L’étude du discours des animateurs, recueilli dans les temps d’analyses de pratiques, permet l’étude des collaborations entre les professionnels et les bénévoles associatifs et élus locaux. Les stagiaires professionnels disent les contradictions et les paradoxes auxquels ils font face.

Il s’agit de comprendre comment se produit et se maintient cette action sociale, l’articulation entre les intentions éducatives et leurs opérationnalisations par les rituels de gestion associative :

- la cohésion des mythes et des valeurs pour définir leurs visées et les alternatives, le code culturel implicite qui les gouverne, et l’utilisation de cette culture pour interpréter les évènements de leur vie quotidienne.

- l’influence des rituels d’interventions et de communication, pour normer l’organisation, les modèles de comportements, et les conflits de groupe.

- l’explicitation des épistémès pour résoudre les contraintes, les impasses.

Le chapitre 3 rend compte des moyens de l’observation pour un chercheur impliqué dans l’objet de recherche, et problématiser ce qu’il y a à régler dans les rituels de collaboration entre professionnels et bénévoles.

Le chapitre 4 rend compte de l’état des ethnométhodes pour s’engager et contracter dans la vie associative. Les difficultés relevées dans les analyses de cas caricaturent les pratiques (au sens du grossissement des traits), et permettent d’induire quels sont les visions et les missions à partager, et quels sont les épistémès et rituels qui donnent l’expertise de s’associer.
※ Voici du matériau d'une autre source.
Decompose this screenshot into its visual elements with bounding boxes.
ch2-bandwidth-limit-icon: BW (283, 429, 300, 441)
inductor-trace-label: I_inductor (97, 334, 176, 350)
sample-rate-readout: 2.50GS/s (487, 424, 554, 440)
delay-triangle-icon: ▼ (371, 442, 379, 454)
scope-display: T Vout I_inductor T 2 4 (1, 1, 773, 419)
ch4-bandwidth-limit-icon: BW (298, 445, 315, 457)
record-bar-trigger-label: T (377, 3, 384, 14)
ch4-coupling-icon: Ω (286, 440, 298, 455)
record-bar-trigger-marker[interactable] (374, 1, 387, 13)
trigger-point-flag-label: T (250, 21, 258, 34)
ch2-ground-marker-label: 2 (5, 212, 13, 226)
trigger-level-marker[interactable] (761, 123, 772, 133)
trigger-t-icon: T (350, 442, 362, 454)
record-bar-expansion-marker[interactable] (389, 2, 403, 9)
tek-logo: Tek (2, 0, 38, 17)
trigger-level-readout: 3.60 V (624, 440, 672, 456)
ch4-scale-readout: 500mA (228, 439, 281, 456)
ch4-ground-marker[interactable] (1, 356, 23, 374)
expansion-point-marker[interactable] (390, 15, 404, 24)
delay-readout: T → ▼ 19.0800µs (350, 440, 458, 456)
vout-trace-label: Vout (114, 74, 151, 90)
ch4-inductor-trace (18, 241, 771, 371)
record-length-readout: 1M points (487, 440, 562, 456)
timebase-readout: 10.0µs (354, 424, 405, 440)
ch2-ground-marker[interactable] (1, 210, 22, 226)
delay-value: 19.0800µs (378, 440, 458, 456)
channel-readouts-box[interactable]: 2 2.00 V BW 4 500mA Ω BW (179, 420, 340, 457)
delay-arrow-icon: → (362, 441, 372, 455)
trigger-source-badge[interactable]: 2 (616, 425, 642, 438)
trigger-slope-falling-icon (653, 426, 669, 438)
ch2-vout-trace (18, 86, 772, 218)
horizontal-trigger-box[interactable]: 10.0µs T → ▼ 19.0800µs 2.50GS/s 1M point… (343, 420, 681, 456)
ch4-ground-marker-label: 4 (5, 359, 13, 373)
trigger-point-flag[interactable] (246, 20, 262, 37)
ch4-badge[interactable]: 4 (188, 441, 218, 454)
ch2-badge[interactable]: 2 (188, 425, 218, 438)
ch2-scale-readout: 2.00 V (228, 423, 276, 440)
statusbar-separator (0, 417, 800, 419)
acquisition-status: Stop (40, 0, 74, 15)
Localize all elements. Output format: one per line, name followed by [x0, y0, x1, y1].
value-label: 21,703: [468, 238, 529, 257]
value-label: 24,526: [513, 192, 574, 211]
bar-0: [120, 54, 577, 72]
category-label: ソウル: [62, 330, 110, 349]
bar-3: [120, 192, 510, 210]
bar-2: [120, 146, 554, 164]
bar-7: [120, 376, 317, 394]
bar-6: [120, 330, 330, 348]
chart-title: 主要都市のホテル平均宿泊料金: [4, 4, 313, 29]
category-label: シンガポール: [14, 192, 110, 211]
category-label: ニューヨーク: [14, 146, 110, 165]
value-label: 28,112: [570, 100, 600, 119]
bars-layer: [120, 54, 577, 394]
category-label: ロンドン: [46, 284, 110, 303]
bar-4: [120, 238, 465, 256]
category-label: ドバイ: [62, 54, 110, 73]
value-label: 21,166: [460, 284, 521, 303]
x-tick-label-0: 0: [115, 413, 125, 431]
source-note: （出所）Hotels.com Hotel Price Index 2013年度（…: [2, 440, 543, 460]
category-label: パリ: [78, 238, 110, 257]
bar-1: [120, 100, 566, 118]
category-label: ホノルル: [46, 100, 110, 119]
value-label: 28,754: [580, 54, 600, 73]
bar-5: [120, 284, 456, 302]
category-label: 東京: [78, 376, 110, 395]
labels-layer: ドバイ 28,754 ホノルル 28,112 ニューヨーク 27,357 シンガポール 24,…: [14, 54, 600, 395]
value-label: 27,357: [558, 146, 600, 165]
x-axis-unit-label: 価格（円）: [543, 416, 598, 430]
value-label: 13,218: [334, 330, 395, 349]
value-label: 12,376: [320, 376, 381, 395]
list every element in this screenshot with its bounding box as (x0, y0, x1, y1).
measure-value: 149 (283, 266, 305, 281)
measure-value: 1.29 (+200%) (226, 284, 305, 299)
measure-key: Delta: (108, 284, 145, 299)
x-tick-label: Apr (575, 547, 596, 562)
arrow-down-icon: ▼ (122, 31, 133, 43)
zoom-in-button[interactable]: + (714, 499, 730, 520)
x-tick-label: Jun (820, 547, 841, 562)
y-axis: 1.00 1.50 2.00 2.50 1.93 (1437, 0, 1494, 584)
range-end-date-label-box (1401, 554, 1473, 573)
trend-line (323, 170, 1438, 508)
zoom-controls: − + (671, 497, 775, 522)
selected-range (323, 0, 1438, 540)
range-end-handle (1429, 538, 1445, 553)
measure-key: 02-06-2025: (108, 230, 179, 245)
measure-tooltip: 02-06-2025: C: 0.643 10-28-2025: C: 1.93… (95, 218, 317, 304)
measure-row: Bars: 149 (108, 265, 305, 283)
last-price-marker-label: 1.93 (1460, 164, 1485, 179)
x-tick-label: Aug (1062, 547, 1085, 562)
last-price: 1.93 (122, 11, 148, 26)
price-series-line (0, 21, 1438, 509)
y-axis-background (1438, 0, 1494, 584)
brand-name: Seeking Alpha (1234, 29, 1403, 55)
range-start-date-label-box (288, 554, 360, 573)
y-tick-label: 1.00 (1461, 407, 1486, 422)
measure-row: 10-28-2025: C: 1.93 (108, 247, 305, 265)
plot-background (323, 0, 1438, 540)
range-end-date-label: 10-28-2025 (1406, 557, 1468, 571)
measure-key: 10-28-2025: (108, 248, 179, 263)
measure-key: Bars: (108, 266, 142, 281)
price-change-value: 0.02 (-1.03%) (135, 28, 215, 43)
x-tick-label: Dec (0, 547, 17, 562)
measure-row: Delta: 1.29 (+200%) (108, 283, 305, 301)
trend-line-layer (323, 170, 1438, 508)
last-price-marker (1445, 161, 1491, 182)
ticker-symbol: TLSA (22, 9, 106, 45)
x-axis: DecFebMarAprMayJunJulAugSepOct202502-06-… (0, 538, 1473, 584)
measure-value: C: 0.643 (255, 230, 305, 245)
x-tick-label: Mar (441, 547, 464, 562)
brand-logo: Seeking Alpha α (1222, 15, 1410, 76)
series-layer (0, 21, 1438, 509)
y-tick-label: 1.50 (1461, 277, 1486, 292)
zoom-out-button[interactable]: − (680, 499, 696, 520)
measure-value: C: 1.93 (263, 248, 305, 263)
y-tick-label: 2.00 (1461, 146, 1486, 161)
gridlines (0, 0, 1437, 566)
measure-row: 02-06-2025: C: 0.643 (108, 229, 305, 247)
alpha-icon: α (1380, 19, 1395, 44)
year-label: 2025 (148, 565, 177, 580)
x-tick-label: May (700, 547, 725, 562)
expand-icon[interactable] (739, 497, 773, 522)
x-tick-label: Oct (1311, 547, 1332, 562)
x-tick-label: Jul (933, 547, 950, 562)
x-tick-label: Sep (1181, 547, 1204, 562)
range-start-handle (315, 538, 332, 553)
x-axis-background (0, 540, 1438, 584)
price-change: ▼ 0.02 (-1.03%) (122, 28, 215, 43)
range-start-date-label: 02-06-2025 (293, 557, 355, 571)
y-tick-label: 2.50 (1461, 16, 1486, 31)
Selon le paradigme socioconstructiviste, le savoir-apprendre ensemble permet un processus de changement individuel et/ou collectif. Les interactions sociales construisent une culture qui permet la co-construction de connaissances et la co-construction de l’expérience. Les acteurs associatifs font des choix éthiques d’intervention sociale, plus ou moins intuitifs, plus ou moins explicités et rationalisés. Et ils organisent les règles de vie sociale pour réguler leurs échanges et leurs relations quotidiennes, qui n’existent que parce qu’elles sont utiles pour un usage dans la vie de tous les jours, et qui maintiennent un ordre social. Les interdépendances et les distinctions sociales sont construites de manière invisible en continue. Rendre visible ce travail d’institution invisible est la proposition sociologique de l’ethnométhodologie.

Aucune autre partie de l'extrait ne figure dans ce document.